Tamares: The dead walk among us

Uh-oh. This is not good. Tamares Group is going to cease taking room bookings at the Vegas Club. In an ominous phrase, it’s “evaluating its options” for the hotel-casino, whose gambling floor and other amenities are but a pallid shadow of what competing properties, even Tamares’ own Plaza, have to offer. It’s basically dead without knowing it. The news comes as the Las Vegas Sun reports — or implies — that once-aggressive Siegel Group is having trouble over at the thoroughly remade Gold Spike. The latter was once a vile, indescribable dive that Siegel rescued from Tamares’ neglect. As for the Vegas Club, it’s not a good sign that Tamares is pulling in its horns still further at a time when Derek Stevens (of The D and the Golden Gate) and Terry Caudill (of Binion’s Gambling Hall & Hotel and the Four Queens) are either executing or announcing various forms of reinvestment and capital improvement. All of them, of course, are trying to keep pace with the state-of-the-art Golden Nugget and the renewed ‘classic cool’ of the El Cortez, which — having helped bring Emergency Arts to fruition — finds itself sitting at Hipster Central.

(Ever notice how the showroom at the Plaza is virtually a corpse and no one has seen fit to say anything about it in months? If, at the Plaza, at first you don’t succeed, you throw in the towel immediately. As for Siegel’s big hotel project next door to the Hard Rock Hotel & Casino, that’s quietly gone into mothballs. I can’t remember the last time I saw activity on the site.)

Maybe Tamares naively hopes that Tony Hsieh and Resort Gaming Group boss Andrew Donner will come to the rescue but Donner seems to have his hands full rounding up offshore money to finish the Downtown Grand. Besides, the duo is steadily marching eastward — away from Glitter Gulch — with their real estate purchases. The Grand aside, gambling is not these gents’ priority. Tamares’ Downtown debacle is a classic case of a novice investor — retired arms mogul Poju Zabludowicztaking a blind leap into the casino business with a succession of shallow-pocketed partners and sock puppets. And what has its $82 million purchased it? A dead casino, the Western (sold recently for $14 million), an asset sale (the Gold Spike, sold to a flipper for $16 million), a dying casino (the Vegas Club) and a kinda-sorta remodeled flagship property — the Plaza — whose upgrade costs should push Tamares’ Vegas tab close to the $110 million mark, maybe past it.

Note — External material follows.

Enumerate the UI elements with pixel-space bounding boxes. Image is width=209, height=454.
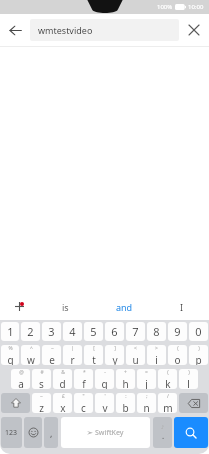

Even if we discount that aberrant capex investment, Tamares has to somehow liquidate the Vegas Club and Plaza for over $50 million just to save face, and his bargaining position is weak. File our friend Poju Z. among the more well-heeled suckers that Vegas has fleeced and sent packing. He may have been good at blowing stuff up, once up a time, but his Sin City salvos almost never hit their target.

Hey, Derek Stevens! OK, so you finally let the worst-kept secret in Las Vegas out of the bag … your, new, big-gun showroom act is The Scintas, holding down the 9 p.m. time slot and continuing to work their way down the casino food chain. (Anybody remember when they were a top-billed act at The Rio? No? Just me, huh? It was several presidencies ago.) Peepshow refugee Janien Valentine helps ease the workload. Guest shots by “notable names and friends” — I’m guessing Clint Holmes and Kelly Clinton — are promised. And if you stick around afterward, you can catch Hooters castoff, Raack N Roll (what happens here eventually plays every other showroom in town). Not only was Stevens’ bombshell a total snooze, The D held off the announcement until yesterday — the very day of the premiere. Way to ramp up the excitement, Derek! At least, as PR fumbles go, it’s not as bad as Tilman Fertitta putting out a press release saying that Vic & Anthony’s was openingtwo weeks after it had actually opened. Could similar, anal-retentive micromanagement be taking place at The D? For our sake and its, I certainly hope not.